Сопровождая первокурсников к воротам, Рабан поймал взгляд Рин.
— Боюсь, кое-кто из первокурсников прокрадется обратно, — тихо сказал он.
— Они вызывают восхищение, — ответила Рин. — В город вот-вот вторгнется враг, а они думают только о том, как его защитить.
— Просто по глупости, — как всегда спокойно отозвался Рабан. Он выглядел усталым. — Сейчас не время для героизма. Идет война. Если они останутся, то погибнут.
Для студентов составили план эвакуации. В случае падения города им следовало бежать по малоизвестному ущелью с другой стороны долины и присоединиться к остальным гражданским в горном укрытии, куда не дотянутся батальоны Федерации. Этот план не включал наставников.
— Цзима не верит в нашу победу, — сказал Катай. — Весь преподавательский состав погибнет вместе с академией.
— Цзима просто осторожничает, — заявил Рабан в попытке поднять им настроение. — Сунь-цзы говорил, что нужно готовиться к любому развитию событий.
— Сунь-цзы также говорил, что когда пересекаешь реку, нужно сжигать мосты, чтобы армии не пришли в голову мысли об отступлении, — сказал Катай. — А это мне кажется очень похожим на отступление.
— Благоразумие отличается от трусости, — сказал Рабан. — А кроме того, Сунь-цзы писал, что никогда не следует атаковать загнанного в угол противника. Тогда тот дерется яростнее, чем можно вообразить. Потому что ему нечего терять.
Дни, казалось, одновременно и тянулись бесконечно, и заканчивались прежде, чем можно было что-то успеть. У Рин возникло неприятное чувство, что они просто ждут, когда на пороге возникнет враг. И в то же время она ощущала себя совершенно неготовой. К сражению готовились недостаточно быстро.
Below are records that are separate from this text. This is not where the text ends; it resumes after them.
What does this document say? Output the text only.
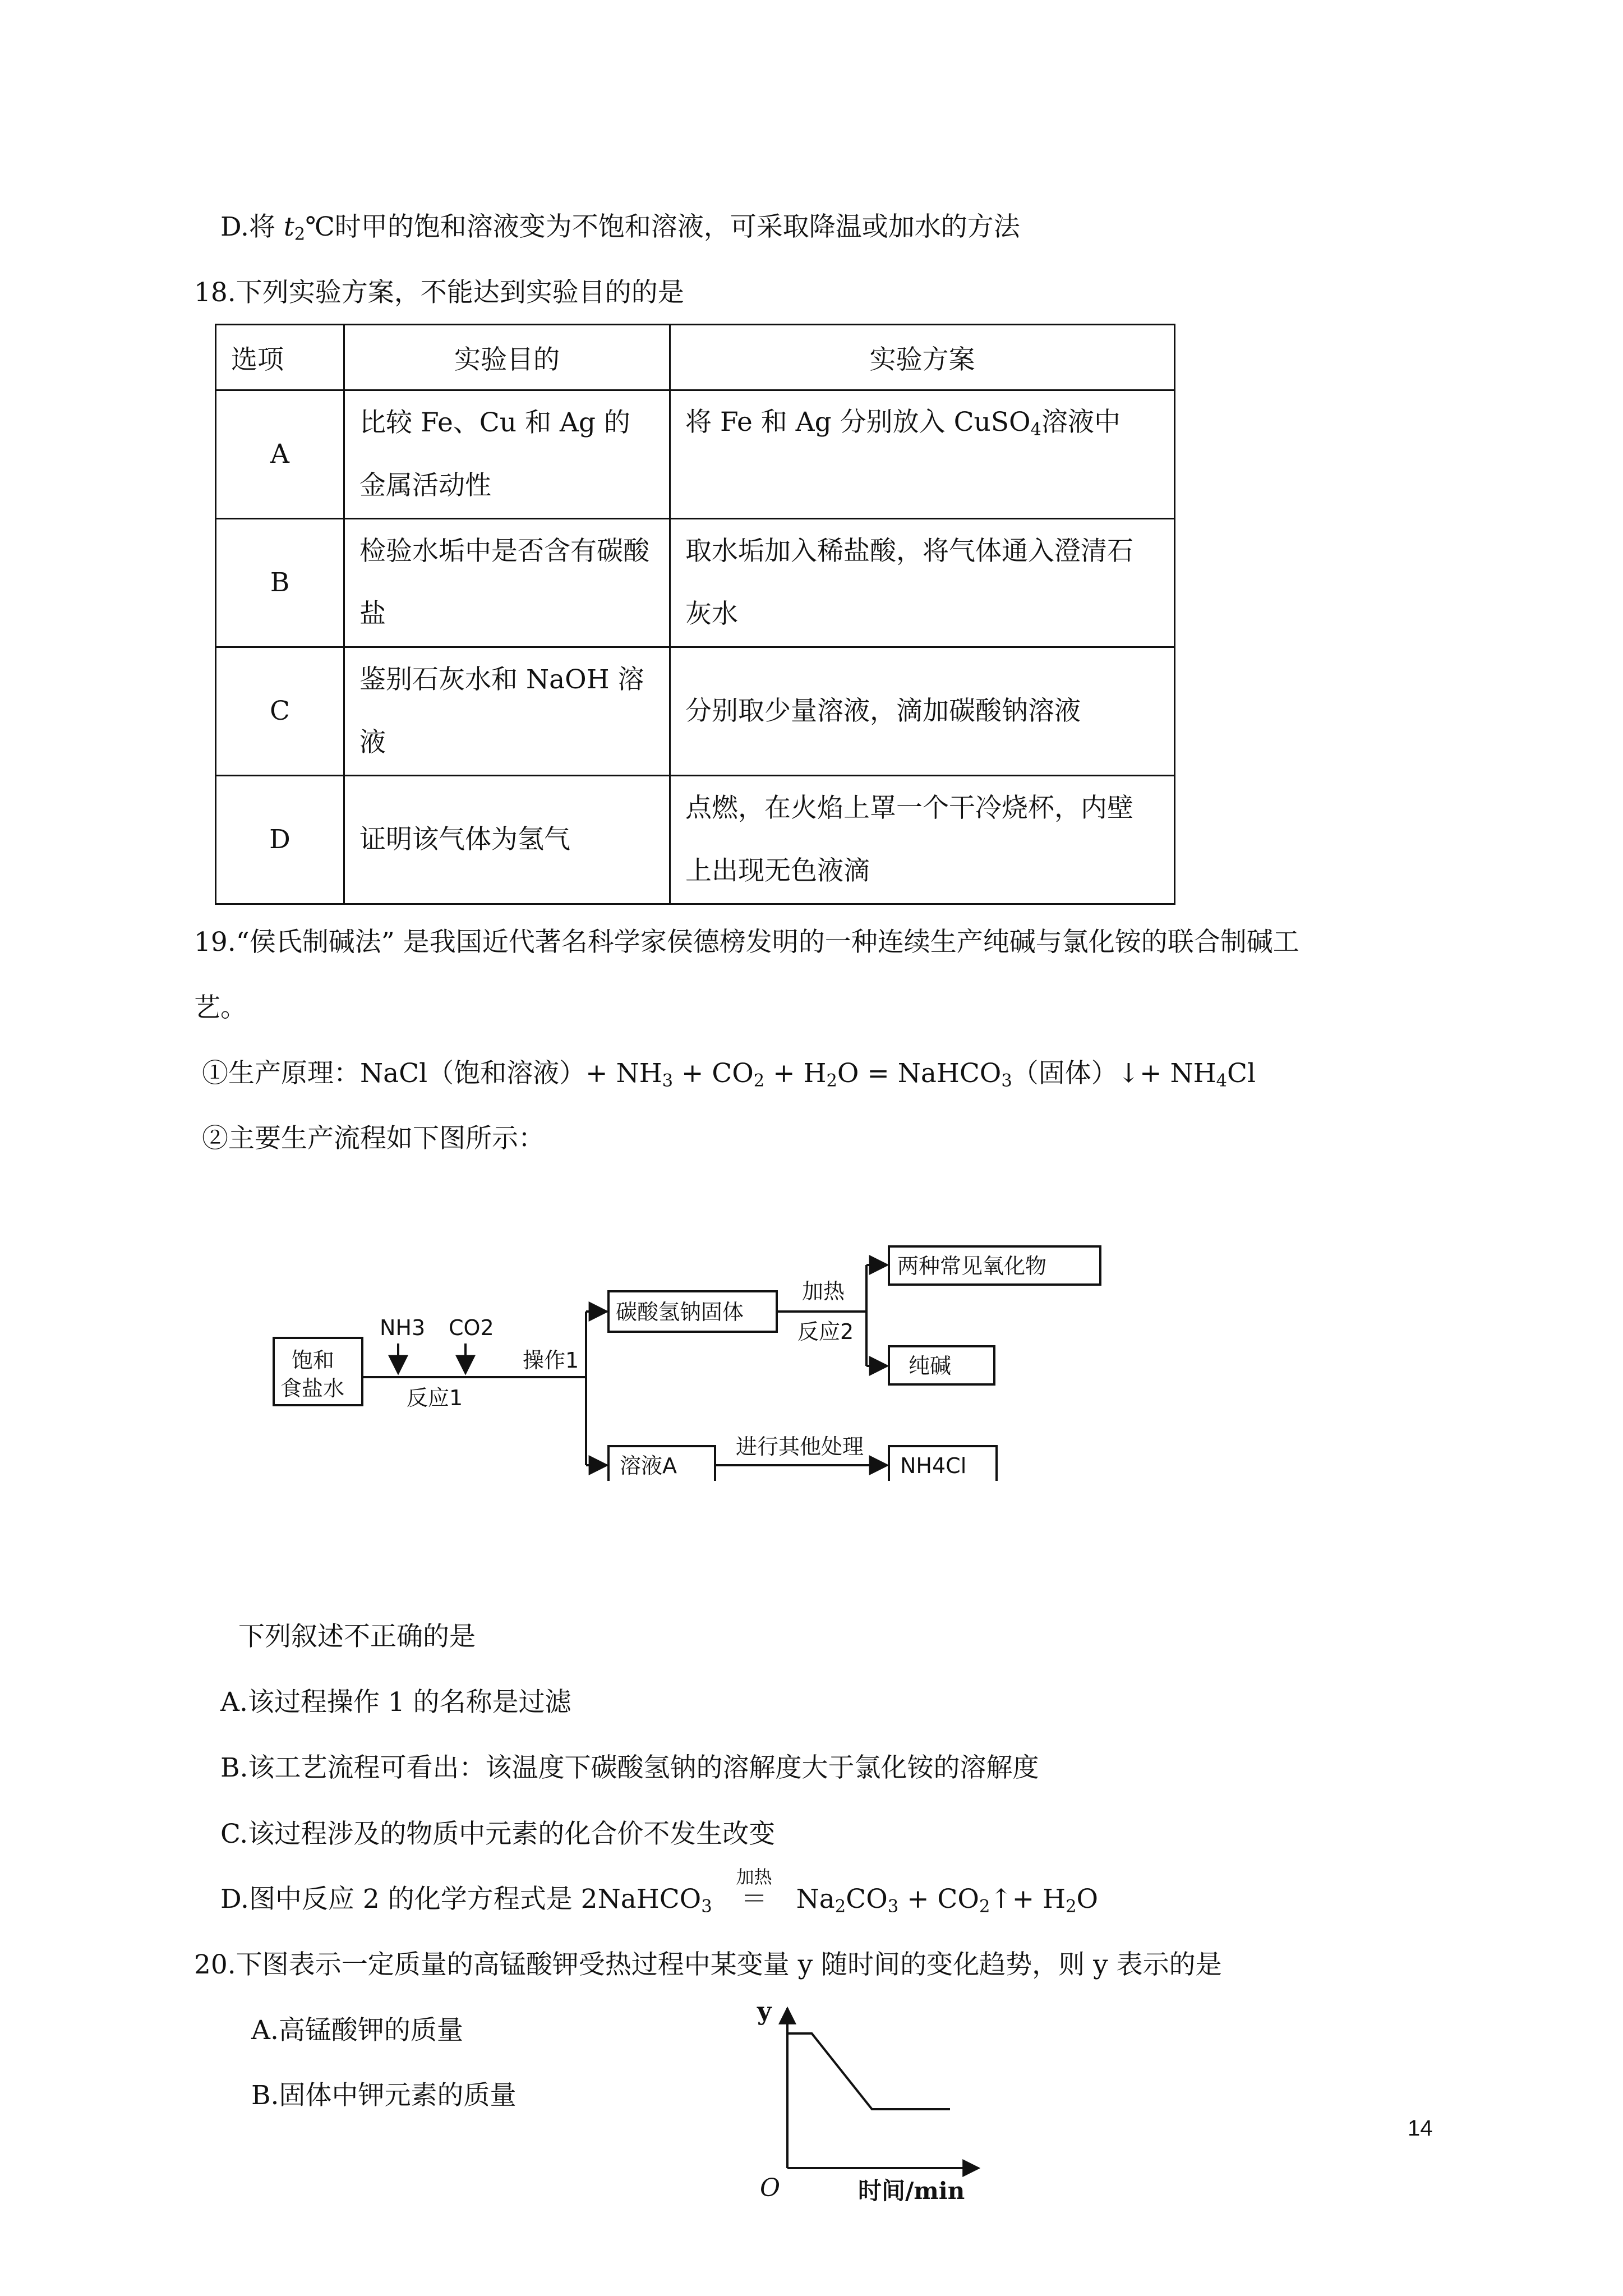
D.将 $t_2℃$时甲的饱和溶液变为不饱和溶液，可采取降温或加水的方法
18.下列实验方案，不能达到实验目的的是
选项	实验目的	实验方案
A	比较 Fe、Cu 和 Ag 的金属活动性	将 Fe 和 Ag 分别放入 CuSO$_4$溶液中
B	检验水垢中是否含有碳酸盐	取水垢加入稀盐酸，将气体通入澄清石灰水
C	鉴别石灰水和 NaOH 溶液	分别取少量溶液，滴加碳酸钠溶液
D	证明该气体为氢气	点燃，在火焰上罩一个干冷烧杯，内壁上出现无色液滴
19.“侯氏制碱法” 是我国近代著名科学家侯德榜发明的一种连续生产纯碱与氯化铵的联合制碱工
艺。
①生产原理：NaCl（饱和溶液）+ $NH_3 + CO_2 + H_2O$ = NaHCO$_3$（固体）↓+ $NH_4Cl$
②主要生产流程如下图所示：
饱和
食盐水
NH3 CO2
反应1
操作1
碳酸氢钠固体
加热
反应2
两种常见氧化物
纯碱
溶液A
进行其他处理
NH4Cl
下列叙述不正确的是
A.该过程操作 1 的名称是过滤
B.该工艺流程可看出：该温度下碳酸氢钠的溶解度大于氯化铵的溶解度
C.该过程涉及的物质中元素的化合价不发生改变
D.图中反应 2 的化学方程式是 2NaHCO$_3$
加热
＝ $Na_2CO_3$ + $CO_2↑+ H_2O$
20.下图表示一定质量的高锰酸钾受热过程中某变量 y 随时间的变化趋势，则 y 表示的是
A.高锰酸钾的质量
B.固体中钾元素的质量
y
O	时间/min
14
— Интересно, как выглядят солдаты Федерации, — сказал Катай, когда они спускались с горы, чтобы забрать со склада заточенное оружие.
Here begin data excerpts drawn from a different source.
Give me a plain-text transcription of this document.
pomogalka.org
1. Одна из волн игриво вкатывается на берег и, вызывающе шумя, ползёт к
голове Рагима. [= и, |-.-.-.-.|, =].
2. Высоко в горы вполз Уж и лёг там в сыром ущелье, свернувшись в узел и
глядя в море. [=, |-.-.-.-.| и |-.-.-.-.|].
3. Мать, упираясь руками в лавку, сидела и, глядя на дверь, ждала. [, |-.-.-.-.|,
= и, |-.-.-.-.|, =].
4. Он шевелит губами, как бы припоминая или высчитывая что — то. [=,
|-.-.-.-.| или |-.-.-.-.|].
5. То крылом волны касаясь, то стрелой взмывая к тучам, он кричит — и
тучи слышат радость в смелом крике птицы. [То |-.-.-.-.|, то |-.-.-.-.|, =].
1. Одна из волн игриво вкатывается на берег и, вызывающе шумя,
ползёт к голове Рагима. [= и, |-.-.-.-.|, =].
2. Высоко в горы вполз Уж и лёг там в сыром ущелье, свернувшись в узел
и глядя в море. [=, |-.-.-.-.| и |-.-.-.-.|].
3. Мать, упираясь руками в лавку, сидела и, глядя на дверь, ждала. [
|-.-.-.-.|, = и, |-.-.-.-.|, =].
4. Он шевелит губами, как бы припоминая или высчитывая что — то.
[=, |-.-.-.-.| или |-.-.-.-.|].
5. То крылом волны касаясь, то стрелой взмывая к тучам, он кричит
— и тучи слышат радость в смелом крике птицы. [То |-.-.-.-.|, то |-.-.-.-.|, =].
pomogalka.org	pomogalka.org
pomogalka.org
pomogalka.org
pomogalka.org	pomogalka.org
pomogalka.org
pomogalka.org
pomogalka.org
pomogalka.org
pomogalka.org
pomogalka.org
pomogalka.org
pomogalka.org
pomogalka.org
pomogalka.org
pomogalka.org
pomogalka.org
— У них есть руки и ноги, надо полагать. Может, даже голова.
— Нет, в смысле, как они выглядят? Похожи на никанцев? Жители Федерации — выходцы с восточного материка. Они не похожи на гесперианцев, а значит, выглядят обычно.
Рин не понимала, какое все это имеет значение.
— И что с того?
— Разве ты не хочешь взглянуть в лицо врагу? — спросил Катай.
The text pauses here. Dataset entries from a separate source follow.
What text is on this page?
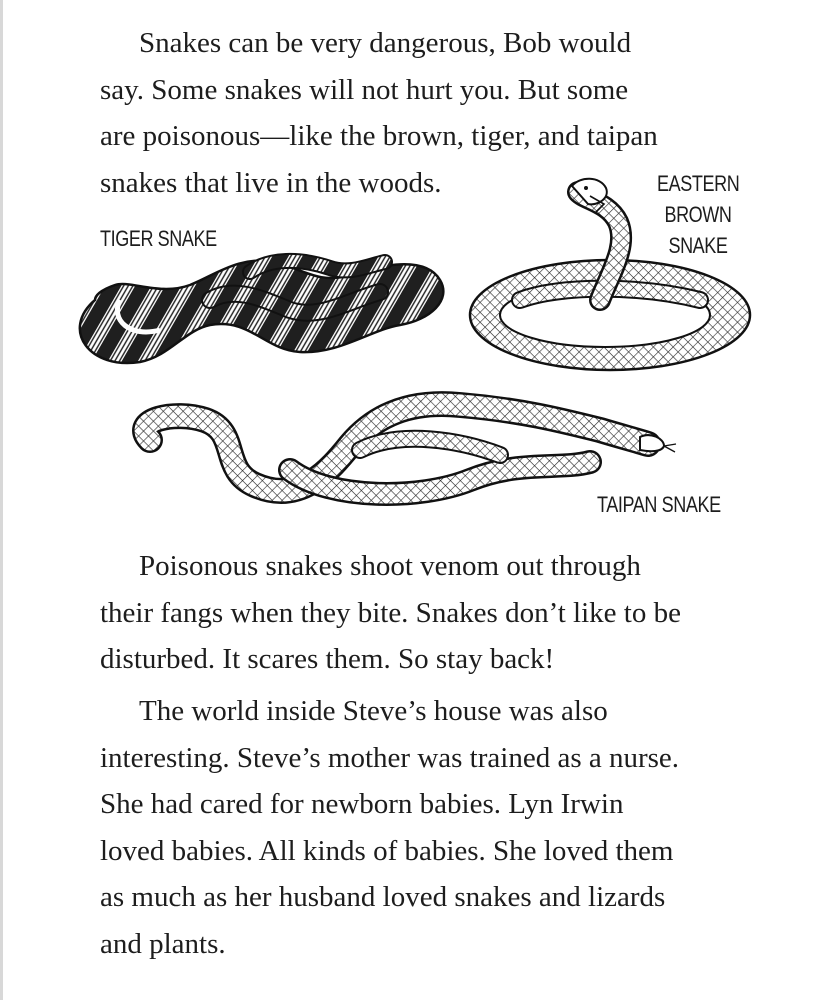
Snakes can be very dangerous, Bob would
say. Some snakes will not hurt you. But some
are poisonous—like the brown, tiger, and taipan
snakes that live in the woods.

TIGER SNAKE
EASTERN
BROWN
SNAKE
TAIPAN SNAKE

Poisonous snakes shoot venom out through
their fangs when they bite. Snakes don’t like to be
disturbed. It scares them. So stay back!

The world inside Steve’s house was also
interesting. Steve’s mother was trained as a nurse.
She had cared for newborn babies. Lyn Irwin
loved babies. All kinds of babies. She loved them
as much as her husband loved snakes and lizards
and plants.
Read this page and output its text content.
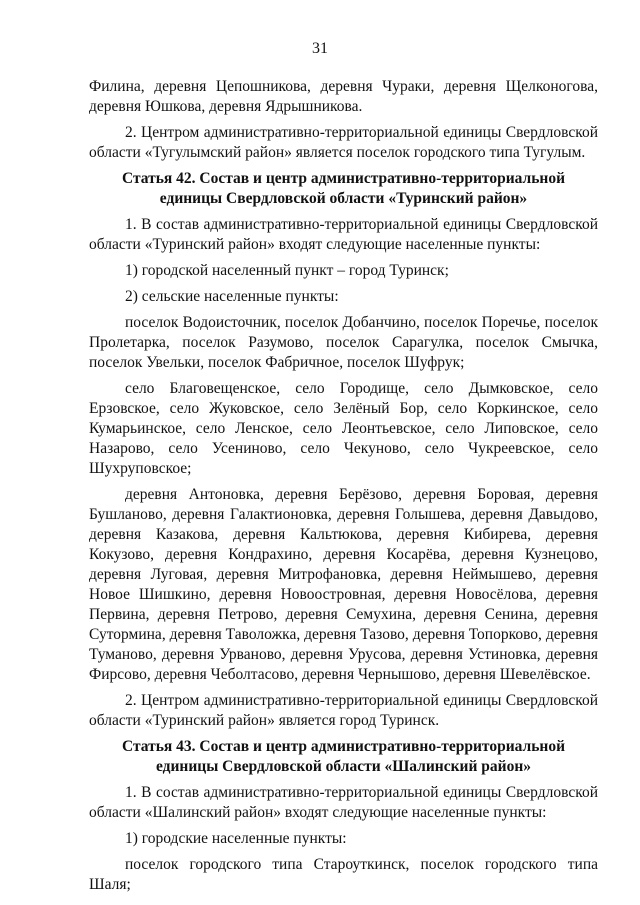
31

Филина, деревня Цепошникова, деревня Чураки, деревня Щелконогова, деревня Юшкова, деревня Ядрышникова.

2. Центром административно-территориальной единицы Свердловской области «Тугулымский район» является поселок городского типа Тугулым.

Статья 42. Состав и центр административно-территориальной единицы Свердловской области «Туринский район»

1. В состав административно-территориальной единицы Свердловской области «Туринский район» входят следующие населенные пункты:

1) городской населенный пункт – город Туринск;

2) сельские населенные пункты:

поселок Водоисточник, поселок Добанчино, поселок Поречье, поселок Пролетарка, поселок Разумово, поселок Сарагулка, поселок Смычка, поселок Увельки, поселок Фабричное, поселок Шуфрук;

село Благовещенское, село Городище, село Дымковское, село Ерзовское, село Жуковское, село Зелёный Бор, село Коркинское, село Кумарьинское, село Ленское, село Леонтьевское, село Липовское, село Назарово, село Усениново, село Чекуново, село Чукреевское, село Шухруповское;

деревня Антоновка, деревня Берёзово, деревня Боровая, деревня Бушланово, деревня Галактионовка, деревня Голышева, деревня Давыдово, деревня Казакова, деревня Кальтюкова, деревня Кибирева, деревня Кокузово, деревня Кондрахино, деревня Косарёва, деревня Кузнецово, деревня Луговая, деревня Митрофановка, деревня Неймышево, деревня Новое Шишкино, деревня Новоостровная, деревня Новосёлова, деревня Первина, деревня Петрово, деревня Семухина, деревня Сенина, деревня Сутормина, деревня Таволожка, деревня Тазово, деревня Топорково, деревня Туманово, деревня Урваново, деревня Урусова, деревня Устиновка, деревня Фирсово, деревня Чеболтасово, деревня Чернышово, деревня Шевелёвское.

2. Центром административно-территориальной единицы Свердловской области «Туринский район» является город Туринск.

Статья 43. Состав и центр административно-территориальной единицы Свердловской области «Шалинский район»

1. В состав административно-территориальной единицы Свердловской области «Шалинский район» входят следующие населенные пункты:

1) городские населенные пункты:

поселок городского типа Староуткинск, поселок городского типа Шаля;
— Нет, не хочу. Потому что тогда я могу решить, что они люди. А они не люди. Мы говорим о тех, кто во время последнего вторжения давал опиум младенцам. О тех, кто вырезал спирцев.
— Может, они в большей степени люди, чем мы считаем, — сказал Катай. — Кто-нибудь задумывался над тем, чего хочет Федерация? Почему она нападает?
— Потому что они втиснуты на крохотный остров и считают, что Никан должен принадлежать им. Потому что уже сражались с нами и почти победили, — отрезала Рин. — А какая разница? Они наступают, а мы обороняемся, кто останется в живых к концу дня, тот и победит. Война не определяет, кто прав. Она определяет, кто остается.
Все занятия в Синегарде прекратились. Наставники вернулись на должности, которые оставили несколько десятилетий назад. Ирцзах получил стратегическое командование синегардским резервом. Энро и ее кадеты вернулись в городскую больницу, чтобы устроить там полевой госпиталь. Цзима приняла боевое командование городом, эту должность она делила с наместником провинции Овца. Это означало покрикивать на городских чиновников и своевольных руководителей эскадрона.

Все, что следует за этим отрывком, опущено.